JAKARTA, arikamedia.id – Nilai utang jatuh tempo pemerintah pada tahun 2025 akan meningkat signifikan. Hal ini sebagaimana ditunjukan data Kementerian Keuangan (Kemenkeu). Berdasarkan data Kemenkeu, per 30 April 2024, total utang jatuh tempo pada tahun depan mencapai Rp 800,33 triliun.
Nilai ini berasal dari utang surat berharga negara (SBN) sebesar Rp 705,5 triliun dan utang pinjaman Rp 100,19 triliun. Nilai itu jauh lebih tinggi nilai utang jatuh tempo pada tahun ini, yakni sebesar Rp 434,29 triliun.
Namun demikian, yang perlu menjadi catatan, nilai utang jatuh tempo ini dihitung sejak 30 April 2024, sehingga tidak mempertimbangkan nilai utang jatuh tempo sebelum tanggal tersebut. Dengan melihat lonjakan tersebut, Chief Economist PT Bank Permata Tbk Josua Pardede mengatakan, pemerintah perlu mempertimbangkan untuk mengurangi pembiayaan program yang tidak mendesak.
Mengutip dari kompas.com, hal ini perlu dilakukan untuk menjaga “kesehatan” anggaran pendapatan dan belanja negara (APBN). “Pemerintah juga perlu mempertimbangkan belanja pemerintah yang dalam skala prioritas rendah untuk ditunda pembiayaannya,” kata dia, kepada awak media, Jumat (07/06/2024).

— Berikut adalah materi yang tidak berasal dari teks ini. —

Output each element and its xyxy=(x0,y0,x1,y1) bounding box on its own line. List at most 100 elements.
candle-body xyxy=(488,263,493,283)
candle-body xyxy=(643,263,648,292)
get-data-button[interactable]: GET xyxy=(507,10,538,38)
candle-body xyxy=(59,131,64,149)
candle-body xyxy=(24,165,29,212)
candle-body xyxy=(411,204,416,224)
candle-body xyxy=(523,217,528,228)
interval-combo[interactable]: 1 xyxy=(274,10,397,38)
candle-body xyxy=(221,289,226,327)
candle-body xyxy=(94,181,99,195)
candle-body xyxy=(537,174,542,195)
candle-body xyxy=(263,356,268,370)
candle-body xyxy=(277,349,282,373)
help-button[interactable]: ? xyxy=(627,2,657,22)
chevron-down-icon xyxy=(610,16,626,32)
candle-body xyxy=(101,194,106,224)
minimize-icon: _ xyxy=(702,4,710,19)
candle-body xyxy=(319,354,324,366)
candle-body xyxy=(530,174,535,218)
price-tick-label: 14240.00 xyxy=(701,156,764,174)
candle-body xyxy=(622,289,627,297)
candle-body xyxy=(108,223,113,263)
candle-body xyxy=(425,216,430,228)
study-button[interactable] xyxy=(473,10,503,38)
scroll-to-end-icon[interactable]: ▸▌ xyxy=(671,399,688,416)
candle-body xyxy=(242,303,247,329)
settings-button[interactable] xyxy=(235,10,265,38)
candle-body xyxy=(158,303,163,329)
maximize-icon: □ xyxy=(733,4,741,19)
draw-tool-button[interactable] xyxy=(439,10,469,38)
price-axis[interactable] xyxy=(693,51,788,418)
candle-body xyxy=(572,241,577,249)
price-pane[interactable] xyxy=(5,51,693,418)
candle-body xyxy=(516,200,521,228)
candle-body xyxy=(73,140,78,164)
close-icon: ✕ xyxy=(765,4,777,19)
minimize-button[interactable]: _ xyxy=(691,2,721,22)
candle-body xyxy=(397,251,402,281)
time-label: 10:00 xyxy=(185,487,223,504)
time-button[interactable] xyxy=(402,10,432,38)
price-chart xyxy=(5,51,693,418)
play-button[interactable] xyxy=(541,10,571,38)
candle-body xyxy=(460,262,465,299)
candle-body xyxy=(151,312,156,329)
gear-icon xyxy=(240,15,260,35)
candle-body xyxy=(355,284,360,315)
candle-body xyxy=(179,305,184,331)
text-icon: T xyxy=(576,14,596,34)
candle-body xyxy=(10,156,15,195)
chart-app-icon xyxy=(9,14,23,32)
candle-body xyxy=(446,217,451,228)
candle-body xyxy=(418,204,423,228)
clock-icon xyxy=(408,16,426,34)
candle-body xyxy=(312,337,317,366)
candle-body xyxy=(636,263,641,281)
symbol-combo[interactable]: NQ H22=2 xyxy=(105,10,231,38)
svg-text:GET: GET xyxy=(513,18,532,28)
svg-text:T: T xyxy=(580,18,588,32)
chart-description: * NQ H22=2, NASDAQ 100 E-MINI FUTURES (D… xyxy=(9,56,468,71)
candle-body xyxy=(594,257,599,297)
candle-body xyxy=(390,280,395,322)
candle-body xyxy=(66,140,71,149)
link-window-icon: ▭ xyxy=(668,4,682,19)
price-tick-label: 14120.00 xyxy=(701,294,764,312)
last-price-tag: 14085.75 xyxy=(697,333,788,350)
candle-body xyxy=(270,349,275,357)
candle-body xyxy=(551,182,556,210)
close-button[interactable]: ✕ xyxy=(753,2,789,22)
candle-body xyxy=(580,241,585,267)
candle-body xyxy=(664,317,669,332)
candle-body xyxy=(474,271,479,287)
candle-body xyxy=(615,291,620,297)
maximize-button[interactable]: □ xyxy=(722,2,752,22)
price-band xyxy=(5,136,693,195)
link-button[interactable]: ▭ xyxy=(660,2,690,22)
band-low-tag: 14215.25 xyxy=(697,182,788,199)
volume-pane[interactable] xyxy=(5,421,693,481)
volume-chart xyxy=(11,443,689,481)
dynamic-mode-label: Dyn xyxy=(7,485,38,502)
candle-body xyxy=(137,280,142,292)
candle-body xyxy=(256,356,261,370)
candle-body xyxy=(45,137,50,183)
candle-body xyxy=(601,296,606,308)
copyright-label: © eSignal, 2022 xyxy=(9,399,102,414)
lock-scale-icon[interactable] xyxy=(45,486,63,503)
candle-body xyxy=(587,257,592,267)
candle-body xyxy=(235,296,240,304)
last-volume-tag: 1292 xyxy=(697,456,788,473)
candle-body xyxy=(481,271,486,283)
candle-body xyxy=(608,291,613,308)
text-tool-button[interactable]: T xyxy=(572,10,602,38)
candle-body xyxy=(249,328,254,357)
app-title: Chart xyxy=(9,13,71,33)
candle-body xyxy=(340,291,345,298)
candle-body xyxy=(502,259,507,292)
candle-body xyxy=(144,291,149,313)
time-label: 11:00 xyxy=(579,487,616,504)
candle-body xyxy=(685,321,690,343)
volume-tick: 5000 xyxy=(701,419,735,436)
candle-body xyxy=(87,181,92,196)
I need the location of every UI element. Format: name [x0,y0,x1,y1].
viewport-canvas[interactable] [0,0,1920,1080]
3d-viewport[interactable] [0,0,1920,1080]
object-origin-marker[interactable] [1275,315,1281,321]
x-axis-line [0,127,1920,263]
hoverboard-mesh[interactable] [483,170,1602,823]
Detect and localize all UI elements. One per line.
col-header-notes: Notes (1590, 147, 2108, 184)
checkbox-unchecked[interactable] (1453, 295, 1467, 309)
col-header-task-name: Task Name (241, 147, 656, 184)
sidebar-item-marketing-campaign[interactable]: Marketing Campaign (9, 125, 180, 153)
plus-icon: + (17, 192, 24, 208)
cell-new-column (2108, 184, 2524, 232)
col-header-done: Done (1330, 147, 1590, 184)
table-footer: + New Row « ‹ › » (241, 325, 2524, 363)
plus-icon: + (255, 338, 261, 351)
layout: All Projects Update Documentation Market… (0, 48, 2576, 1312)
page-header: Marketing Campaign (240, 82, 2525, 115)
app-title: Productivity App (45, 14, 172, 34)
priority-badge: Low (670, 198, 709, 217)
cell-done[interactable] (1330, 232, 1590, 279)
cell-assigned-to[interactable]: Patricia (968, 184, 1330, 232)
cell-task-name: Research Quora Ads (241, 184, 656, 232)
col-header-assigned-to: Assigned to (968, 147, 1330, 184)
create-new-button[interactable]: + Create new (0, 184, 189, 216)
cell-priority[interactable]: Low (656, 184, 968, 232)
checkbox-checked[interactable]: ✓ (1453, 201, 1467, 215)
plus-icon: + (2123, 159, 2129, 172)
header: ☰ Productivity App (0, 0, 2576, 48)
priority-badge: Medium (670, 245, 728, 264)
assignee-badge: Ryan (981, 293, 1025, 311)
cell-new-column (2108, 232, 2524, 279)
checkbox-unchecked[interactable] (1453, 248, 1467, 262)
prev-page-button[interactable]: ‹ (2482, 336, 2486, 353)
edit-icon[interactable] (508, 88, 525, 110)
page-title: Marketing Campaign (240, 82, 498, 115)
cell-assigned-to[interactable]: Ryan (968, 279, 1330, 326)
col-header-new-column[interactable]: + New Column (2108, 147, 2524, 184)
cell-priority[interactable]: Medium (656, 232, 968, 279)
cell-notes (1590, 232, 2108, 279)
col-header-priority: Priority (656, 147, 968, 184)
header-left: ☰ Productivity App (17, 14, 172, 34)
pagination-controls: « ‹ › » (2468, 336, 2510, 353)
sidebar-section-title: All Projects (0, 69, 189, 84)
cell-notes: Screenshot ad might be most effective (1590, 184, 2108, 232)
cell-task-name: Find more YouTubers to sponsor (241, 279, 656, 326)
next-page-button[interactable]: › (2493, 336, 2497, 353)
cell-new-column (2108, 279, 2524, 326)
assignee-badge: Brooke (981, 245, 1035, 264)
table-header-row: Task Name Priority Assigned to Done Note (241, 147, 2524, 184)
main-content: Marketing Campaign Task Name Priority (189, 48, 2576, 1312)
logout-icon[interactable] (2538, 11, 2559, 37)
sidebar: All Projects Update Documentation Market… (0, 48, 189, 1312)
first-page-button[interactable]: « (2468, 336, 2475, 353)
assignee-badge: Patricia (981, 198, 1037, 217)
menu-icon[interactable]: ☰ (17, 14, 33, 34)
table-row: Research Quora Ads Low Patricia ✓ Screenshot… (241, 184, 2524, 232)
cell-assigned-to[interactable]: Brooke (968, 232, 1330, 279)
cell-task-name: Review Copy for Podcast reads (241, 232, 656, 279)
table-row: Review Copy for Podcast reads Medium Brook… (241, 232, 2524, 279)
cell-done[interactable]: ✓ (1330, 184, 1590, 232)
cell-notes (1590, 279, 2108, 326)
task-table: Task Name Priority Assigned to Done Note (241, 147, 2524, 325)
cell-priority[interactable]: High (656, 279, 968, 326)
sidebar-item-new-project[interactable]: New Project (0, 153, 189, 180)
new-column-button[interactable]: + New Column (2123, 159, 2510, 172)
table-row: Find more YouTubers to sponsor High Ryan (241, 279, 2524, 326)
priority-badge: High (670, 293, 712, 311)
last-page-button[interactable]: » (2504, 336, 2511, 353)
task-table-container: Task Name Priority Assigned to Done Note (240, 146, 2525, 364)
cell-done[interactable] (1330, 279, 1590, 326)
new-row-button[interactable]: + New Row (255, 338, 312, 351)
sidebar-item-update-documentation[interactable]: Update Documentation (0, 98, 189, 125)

“Sehingga akan dapat mendukung terjaganya defisit fiskal dalam level yang sehat yang juga berdampak pada cost of borrowing pemerintah yang kompetitif,” sambung Josua. Selain itu, untuk meminimalisir beban biaya utang terhadap pagu anggaran belanja pemerintah, pemerintah dapat melakukan mekanisme “debt switch.”
Mekanisme ini dilakukan dengan cara pemerintah membeli kembali surat utang negara (SUN), yang penyelesaiannya dilakukan dengan penyerahan SUN seri lain. Dengan kata lain, pemerintah membayarkan utang yang jatuh tempo dengan memberikan utang seri baru. “Dan apabila terdapat selisih nilai penyelesaian transaksinya, dapat dibayar tunai,” katanya.